Я позвонил спустя пару недель после того вечера, наполненного колкостями и язвительностями. При нормальных обстоятельствах Мод попросила бы прощения за свое поведение — по крайней мере, за то, что так рано уснула, — но на этот раз извинений не последовало. Она и словом не обмолвилась о произошедшем, была неразговорчива и сообщила лишь, что они с матерью все же поедут в Рим на Рождество. Я пожелал ей приятного путешествия и сказал, что буду рад открытке из Ватикана.
Открытки от Мод я не дождался, но получил поздравление с Рождеством от Густава и Камиллы. Их открытка, разумеется, была самодельной — даже бумагу изготовили в домашних условиях, с мелкими сухими цветочками. Приписка от Конни и Аниты гласила: «Теперь мы живем здесь! Чудесное место!» Слова написала женская рука. Значит, они перебрались из Стокгольма в Сэнкет. Похоже, Конни стал совсем плох.
Рождественским вечером я в одиночестве смотрел прямую трансляцию Святого Престола. Каждое появление понтифика на экране напоминало рассказ Конни о Стене Формане в юртхагенской квартире. Я стал переключать каналы, чтобы отвлечься, чем угодно, но трансляция из Ватикана манила к себе, ведь я знал, что где-то в толпе на площади Святого Петра стоит Мод, и эта близость к ней до смешного волновала меня.
Я не знал, что Мод заставила отправиться в это отчаянное паломничество престарелая мать, что Мод была больна, смертельно больна, что консилиум врачей в Радиумхеммет признал свое бессилие и положил историю болезни на полку. Оставались лишь вера и надежда во всевозможных формах: фитопрепараты, антропософские клиники, китайские целители, магические кристаллы, заклинания, жидкости, кремы, пилюли, голоса китов, медитации, постоянный ток, еще жидкости, еще кристаллы, голоса дельфинов, индийские целители, шарлатаны и знахари и так далее, пока не закончатся надежда и вера, и, может быть, даже деньги.

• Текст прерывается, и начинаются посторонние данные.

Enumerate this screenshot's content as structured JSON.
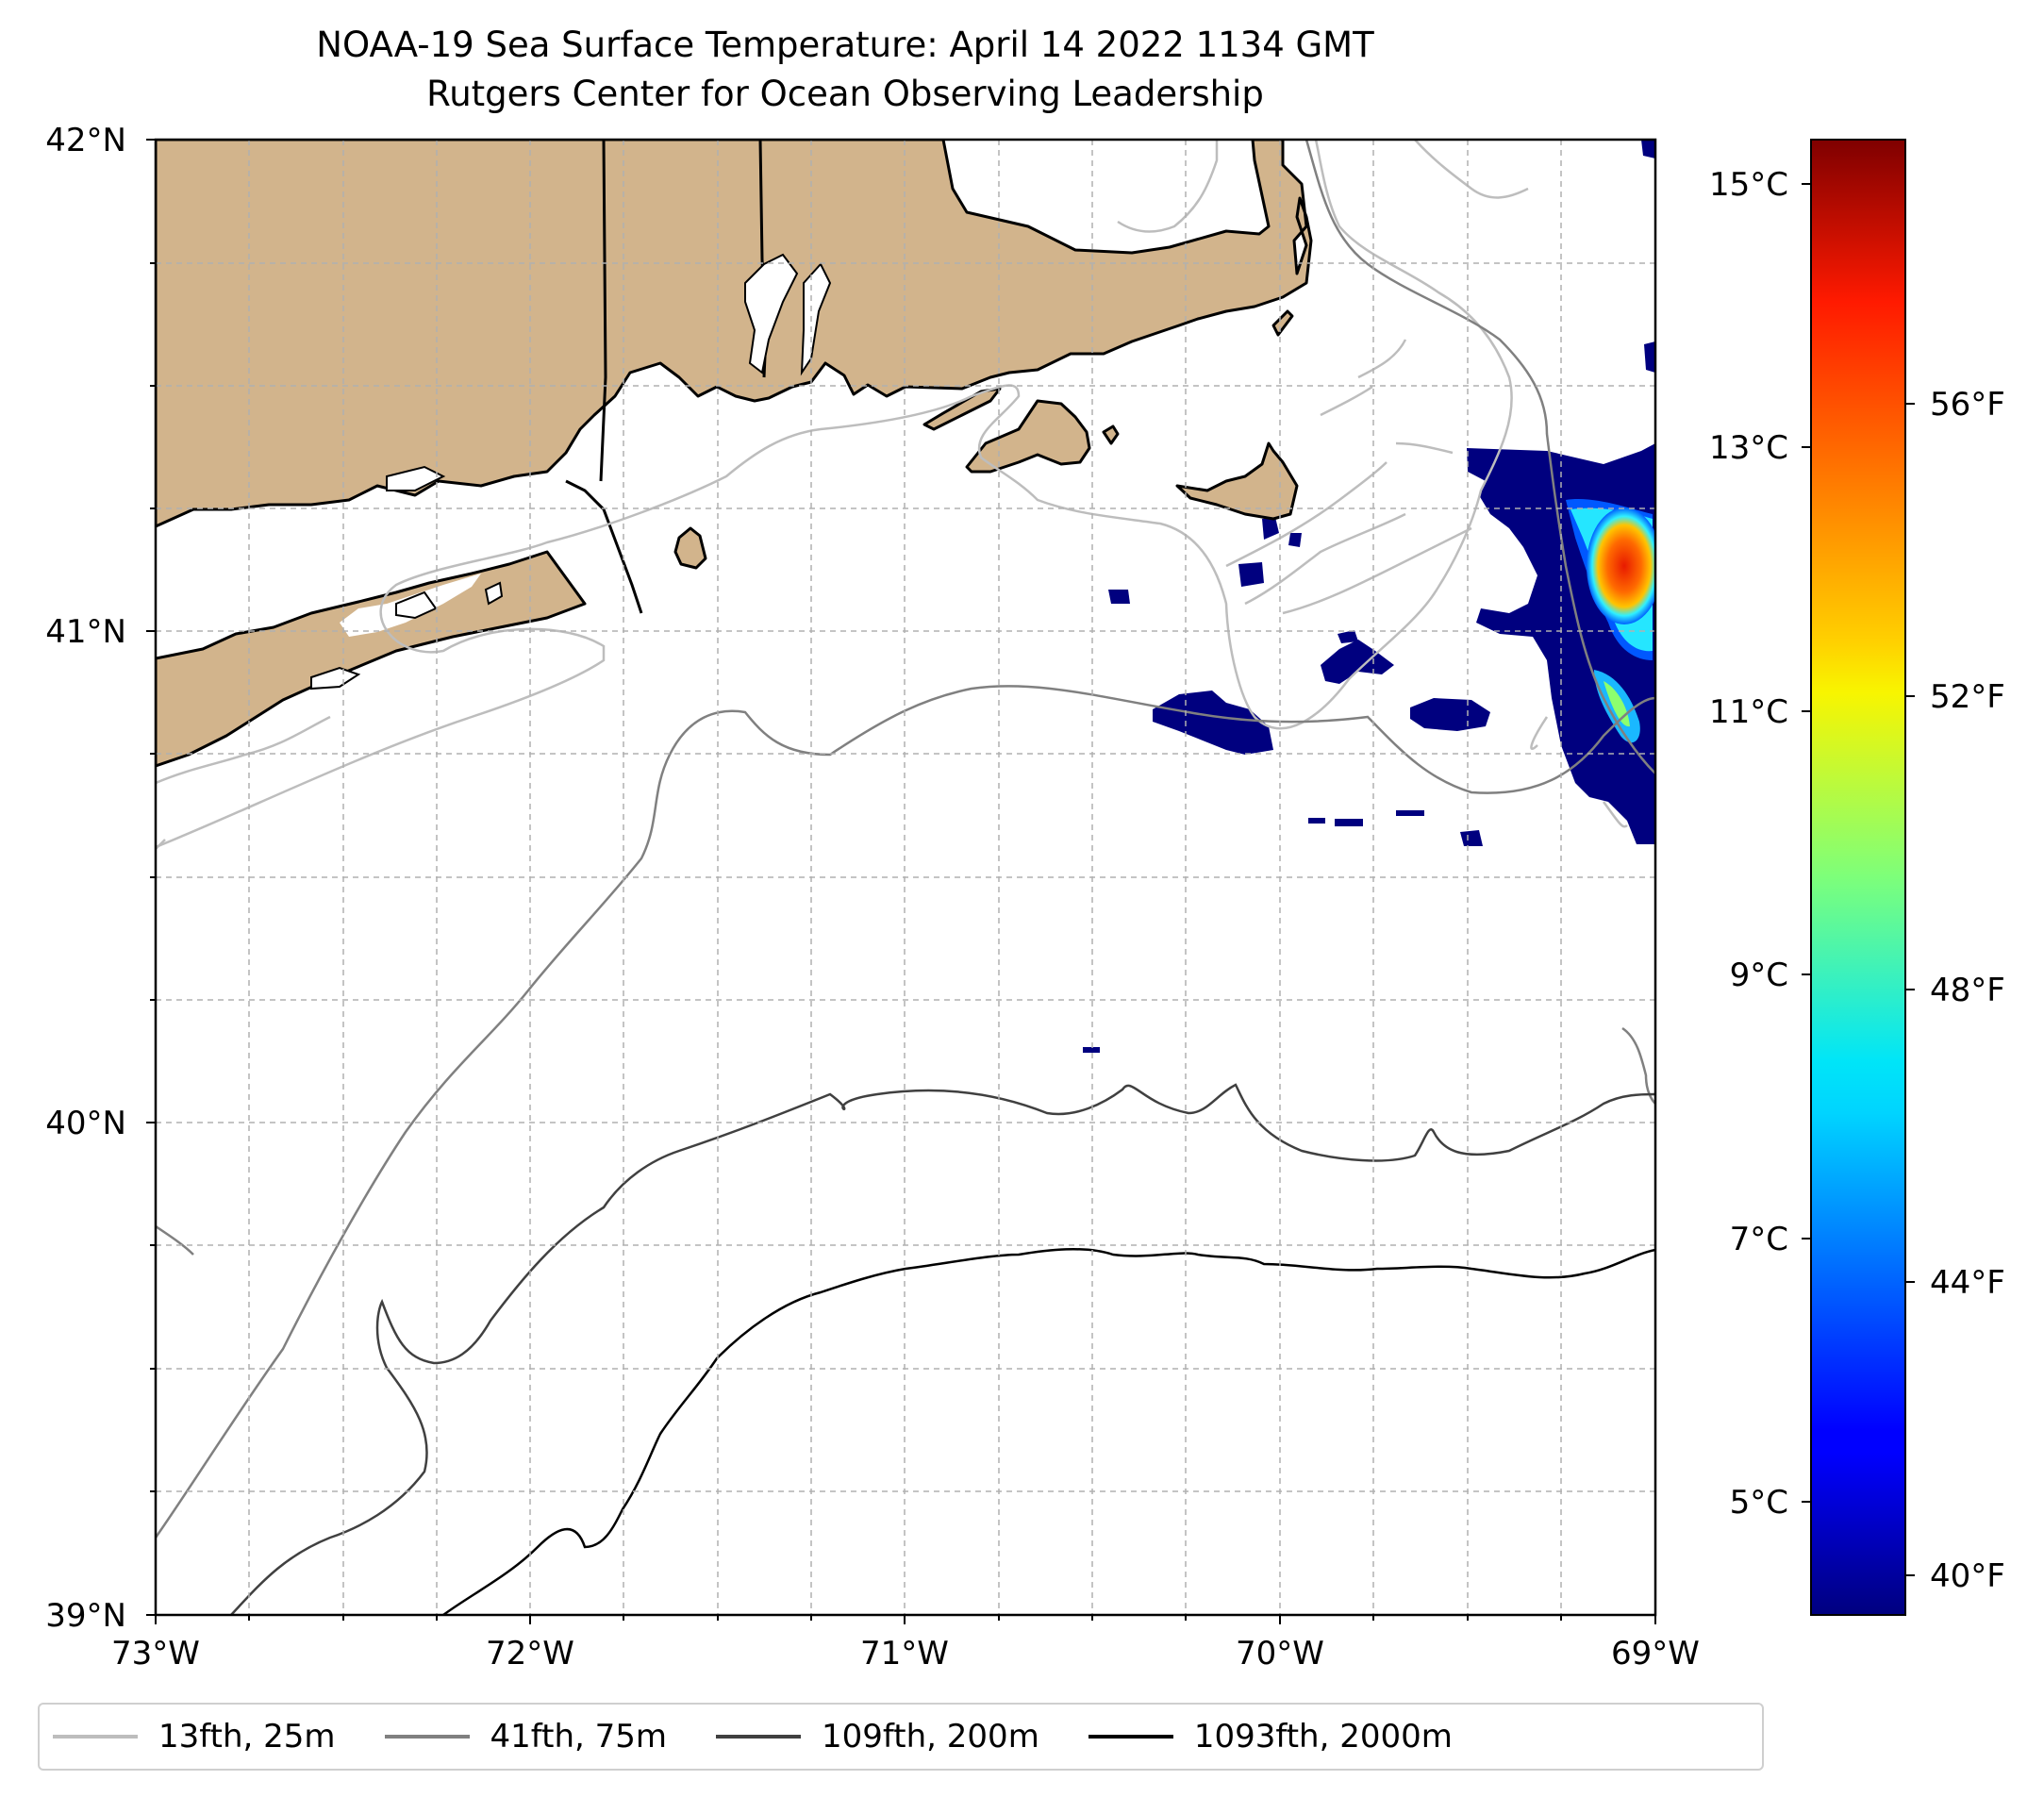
{
  "title": {
    "line1": "NOAA-19 Sea Surface Temperature: April 14 2022 1134 GMT",
    "line2": "Rutgers Center for Ocean Observing Leadership"
  },
  "map": {
    "lon_ticks": [
      "73°W",
      "72°W",
      "71°W",
      "70°W",
      "69°W"
    ],
    "lat_ticks": [
      "42°N",
      "41°N",
      "40°N",
      "39°N"
    ],
    "lon_range": [
      -73,
      -69
    ],
    "lat_range": [
      39,
      42
    ],
    "land_color": "#d2b48c",
    "grid": "dashed"
  },
  "colorbar": {
    "celsius_ticks": [
      "15°C",
      "13°C",
      "11°C",
      "9°C",
      "7°C",
      "5°C"
    ],
    "fahrenheit_ticks": [
      "56°F",
      "52°F",
      "48°F",
      "44°F",
      "40°F"
    ],
    "colormap": "jet",
    "range_c": [
      4.3,
      15.6
    ]
  },
  "legend": {
    "items": [
      {
        "label": "13fth, 25m",
        "color": "#bdbdbd"
      },
      {
        "label": "41fth, 75m",
        "color": "#808080"
      },
      {
        "label": "109fth, 200m",
        "color": "#404040"
      },
      {
        "label": "1093fth, 2000m",
        "color": "#000000"
      }
    ]
  }
}
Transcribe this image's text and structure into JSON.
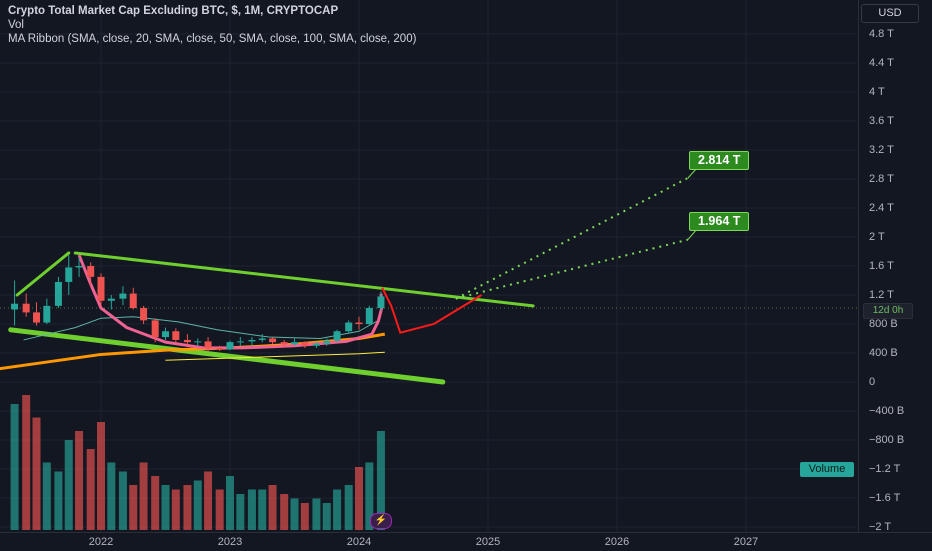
{
  "legend": {
    "title": "Crypto Total Market Cap Excluding BTC, $, 1M, CRYPTOCAP",
    "vol": "Vol",
    "ma": "MA Ribbon (SMA, close, 20, SMA, close, 50, SMA, close, 100, SMA, close, 200)"
  },
  "currency": "USD",
  "price_tag": "12d 0h",
  "volume_tag": "Volume",
  "targets": {
    "high": "2.814 T",
    "low": "1.964 T"
  },
  "flash_icon": "lightning-icon",
  "colors": {
    "background": "#131722",
    "up": "#26a69a",
    "down": "#ef5350",
    "trendline": "#6fcf2f",
    "projection": "#ff1a1a",
    "ma20": "#f06292",
    "ma50": "#5fb3a5",
    "ma100": "#ff9800",
    "ma200": "#ffeb3b",
    "label_bg": "#2c8a1f"
  },
  "chart_data": {
    "type": "candlestick",
    "y_ticks": [
      "4.8 T",
      "4.4 T",
      "4 T",
      "3.6 T",
      "3.2 T",
      "2.8 T",
      "2.4 T",
      "2 T",
      "1.6 T",
      "1.2 T",
      "800 B",
      "400 B",
      "0",
      "−400 B",
      "−800 B",
      "−1.2 T",
      "−1.6 T",
      "−2 T"
    ],
    "x_ticks": [
      "2022",
      "2023",
      "2024",
      "2025",
      "2026",
      "2027"
    ],
    "ylim": [
      -2.0,
      5.0
    ],
    "unit": "T",
    "candles": [
      {
        "t": 2021.33,
        "o": 1.0,
        "h": 1.4,
        "l": 0.78,
        "c": 1.08
      },
      {
        "t": 2021.42,
        "o": 1.08,
        "h": 1.22,
        "l": 0.9,
        "c": 0.96
      },
      {
        "t": 2021.5,
        "o": 0.96,
        "h": 1.1,
        "l": 0.78,
        "c": 0.82
      },
      {
        "t": 2021.58,
        "o": 0.82,
        "h": 1.15,
        "l": 0.8,
        "c": 1.05
      },
      {
        "t": 2021.67,
        "o": 1.05,
        "h": 1.45,
        "l": 1.02,
        "c": 1.38
      },
      {
        "t": 2021.75,
        "o": 1.38,
        "h": 1.75,
        "l": 1.2,
        "c": 1.58
      },
      {
        "t": 2021.83,
        "o": 1.58,
        "h": 1.72,
        "l": 1.45,
        "c": 1.6
      },
      {
        "t": 2021.92,
        "o": 1.6,
        "h": 1.65,
        "l": 1.32,
        "c": 1.45
      },
      {
        "t": 2022.0,
        "o": 1.45,
        "h": 1.5,
        "l": 1.05,
        "c": 1.12
      },
      {
        "t": 2022.08,
        "o": 1.12,
        "h": 1.2,
        "l": 1.0,
        "c": 1.15
      },
      {
        "t": 2022.17,
        "o": 1.15,
        "h": 1.32,
        "l": 1.06,
        "c": 1.22
      },
      {
        "t": 2022.25,
        "o": 1.22,
        "h": 1.3,
        "l": 1.0,
        "c": 1.02
      },
      {
        "t": 2022.33,
        "o": 1.02,
        "h": 1.05,
        "l": 0.8,
        "c": 0.85
      },
      {
        "t": 2022.42,
        "o": 0.85,
        "h": 0.88,
        "l": 0.55,
        "c": 0.62
      },
      {
        "t": 2022.5,
        "o": 0.62,
        "h": 0.75,
        "l": 0.58,
        "c": 0.7
      },
      {
        "t": 2022.58,
        "o": 0.7,
        "h": 0.74,
        "l": 0.55,
        "c": 0.58
      },
      {
        "t": 2022.67,
        "o": 0.58,
        "h": 0.66,
        "l": 0.52,
        "c": 0.55
      },
      {
        "t": 2022.75,
        "o": 0.55,
        "h": 0.6,
        "l": 0.5,
        "c": 0.56
      },
      {
        "t": 2022.83,
        "o": 0.56,
        "h": 0.62,
        "l": 0.42,
        "c": 0.47
      },
      {
        "t": 2022.92,
        "o": 0.47,
        "h": 0.5,
        "l": 0.43,
        "c": 0.45
      },
      {
        "t": 2023.0,
        "o": 0.45,
        "h": 0.57,
        "l": 0.44,
        "c": 0.55
      },
      {
        "t": 2023.08,
        "o": 0.55,
        "h": 0.62,
        "l": 0.5,
        "c": 0.56
      },
      {
        "t": 2023.17,
        "o": 0.56,
        "h": 0.62,
        "l": 0.5,
        "c": 0.58
      },
      {
        "t": 2023.25,
        "o": 0.58,
        "h": 0.66,
        "l": 0.55,
        "c": 0.6
      },
      {
        "t": 2023.33,
        "o": 0.6,
        "h": 0.62,
        "l": 0.52,
        "c": 0.55
      },
      {
        "t": 2023.42,
        "o": 0.55,
        "h": 0.58,
        "l": 0.48,
        "c": 0.52
      },
      {
        "t": 2023.5,
        "o": 0.52,
        "h": 0.6,
        "l": 0.5,
        "c": 0.55
      },
      {
        "t": 2023.58,
        "o": 0.55,
        "h": 0.56,
        "l": 0.47,
        "c": 0.5
      },
      {
        "t": 2023.67,
        "o": 0.5,
        "h": 0.55,
        "l": 0.47,
        "c": 0.53
      },
      {
        "t": 2023.75,
        "o": 0.53,
        "h": 0.6,
        "l": 0.5,
        "c": 0.57
      },
      {
        "t": 2023.83,
        "o": 0.57,
        "h": 0.72,
        "l": 0.55,
        "c": 0.7
      },
      {
        "t": 2023.92,
        "o": 0.7,
        "h": 0.85,
        "l": 0.68,
        "c": 0.82
      },
      {
        "t": 2024.0,
        "o": 0.82,
        "h": 0.9,
        "l": 0.72,
        "c": 0.8
      },
      {
        "t": 2024.08,
        "o": 0.8,
        "h": 1.05,
        "l": 0.78,
        "c": 1.02
      },
      {
        "t": 2024.17,
        "o": 1.02,
        "h": 1.25,
        "l": 0.98,
        "c": 1.18
      }
    ],
    "volumes": [
      2.8,
      3.0,
      2.5,
      1.5,
      1.3,
      2.0,
      2.2,
      1.8,
      2.4,
      1.5,
      1.3,
      1.0,
      1.5,
      1.2,
      1.0,
      0.9,
      1.0,
      1.1,
      1.3,
      0.9,
      1.2,
      0.8,
      0.9,
      0.9,
      1.0,
      0.8,
      0.7,
      0.6,
      0.7,
      0.6,
      0.9,
      1.0,
      1.4,
      1.5,
      2.2
    ],
    "volume_up": [
      true,
      false,
      false,
      true,
      true,
      true,
      false,
      false,
      false,
      true,
      true,
      false,
      false,
      false,
      true,
      false,
      false,
      true,
      false,
      false,
      true,
      true,
      true,
      true,
      false,
      false,
      true,
      false,
      true,
      true,
      true,
      true,
      false,
      true,
      true
    ],
    "ma20": [
      [
        2021.83,
        1.75
      ],
      [
        2021.92,
        1.35
      ],
      [
        2022.0,
        1.02
      ],
      [
        2022.2,
        0.75
      ],
      [
        2022.5,
        0.55
      ],
      [
        2022.8,
        0.47
      ],
      [
        2023.1,
        0.47
      ],
      [
        2023.5,
        0.5
      ],
      [
        2023.9,
        0.56
      ],
      [
        2024.1,
        0.66
      ],
      [
        2024.15,
        0.84
      ],
      [
        2024.18,
        1.05
      ],
      [
        2024.17,
        1.22
      ]
    ],
    "ma50": [
      [
        2021.4,
        0.58
      ],
      [
        2021.8,
        0.75
      ],
      [
        2022.0,
        0.88
      ],
      [
        2022.25,
        0.9
      ],
      [
        2022.6,
        0.83
      ],
      [
        2022.9,
        0.72
      ],
      [
        2023.3,
        0.62
      ],
      [
        2023.7,
        0.6
      ],
      [
        2024.0,
        0.7
      ],
      [
        2024.15,
        0.85
      ]
    ],
    "ma100": [
      [
        2021.2,
        0.18
      ],
      [
        2021.6,
        0.28
      ],
      [
        2022.0,
        0.38
      ],
      [
        2022.5,
        0.44
      ],
      [
        2023.0,
        0.47
      ],
      [
        2023.5,
        0.52
      ],
      [
        2024.0,
        0.6
      ],
      [
        2024.2,
        0.66
      ]
    ],
    "ma200": [
      [
        2022.5,
        0.3
      ],
      [
        2023.0,
        0.33
      ],
      [
        2023.5,
        0.36
      ],
      [
        2024.0,
        0.39
      ],
      [
        2024.2,
        0.41
      ]
    ],
    "trendlines": [
      {
        "from": [
          2021.35,
          1.2
        ],
        "to": [
          2021.75,
          1.78
        ]
      },
      {
        "from": [
          2021.8,
          1.78
        ],
        "to": [
          2025.35,
          1.05
        ]
      },
      {
        "from": [
          2021.3,
          0.72
        ],
        "to": [
          2024.65,
          0.0
        ]
      }
    ],
    "projection_path": [
      [
        2024.18,
        1.3
      ],
      [
        2024.25,
        1.05
      ],
      [
        2024.32,
        0.68
      ],
      [
        2024.58,
        0.8
      ],
      [
        2024.95,
        1.2
      ]
    ],
    "dotted_targets": [
      {
        "from": [
          2024.75,
          1.15
        ],
        "to": [
          2026.55,
          2.814
        ]
      },
      {
        "from": [
          2024.75,
          1.15
        ],
        "to": [
          2026.55,
          1.964
        ]
      }
    ]
  }
}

Вот что происходило с Мод, когда она, наконец, позвонила. Случилось это в апреле, в первый по-настоящему теплый весенний день. Я сидел на солнце у входа в контору, рядом с цветущей клумбой, вытянувшейся вдоль южной стены. Гуси и журавли вереницами тянулись над нашей местностью. На пастбище к западу от дома резвился теленок. Над соседским полем раздавался крик кроншнепа. В теплице теснились горшки и пакеты с ростками, дожидающимися высадки. Розы уже постригли и удобрили. Начался новый сезон.
И вот звонит Мод и говорит все как есть. Она рассказала о своем состоянии как можно более серьезно, совершенно неузнаваемым голосом — сухим, хрипловатым и бесцветным, не вслушиваться в который было невозможно.
Я взял трубку в своем кабинете, но где положил — не знаю.
Она даже не была уверена, что успеет увидеть внука.
Я сказал, что хочу повидаться.
Она ответила, что видеть нечего.
Я возразил, что все же хочу прийти.
Она ответила, что не в силах мне помешать.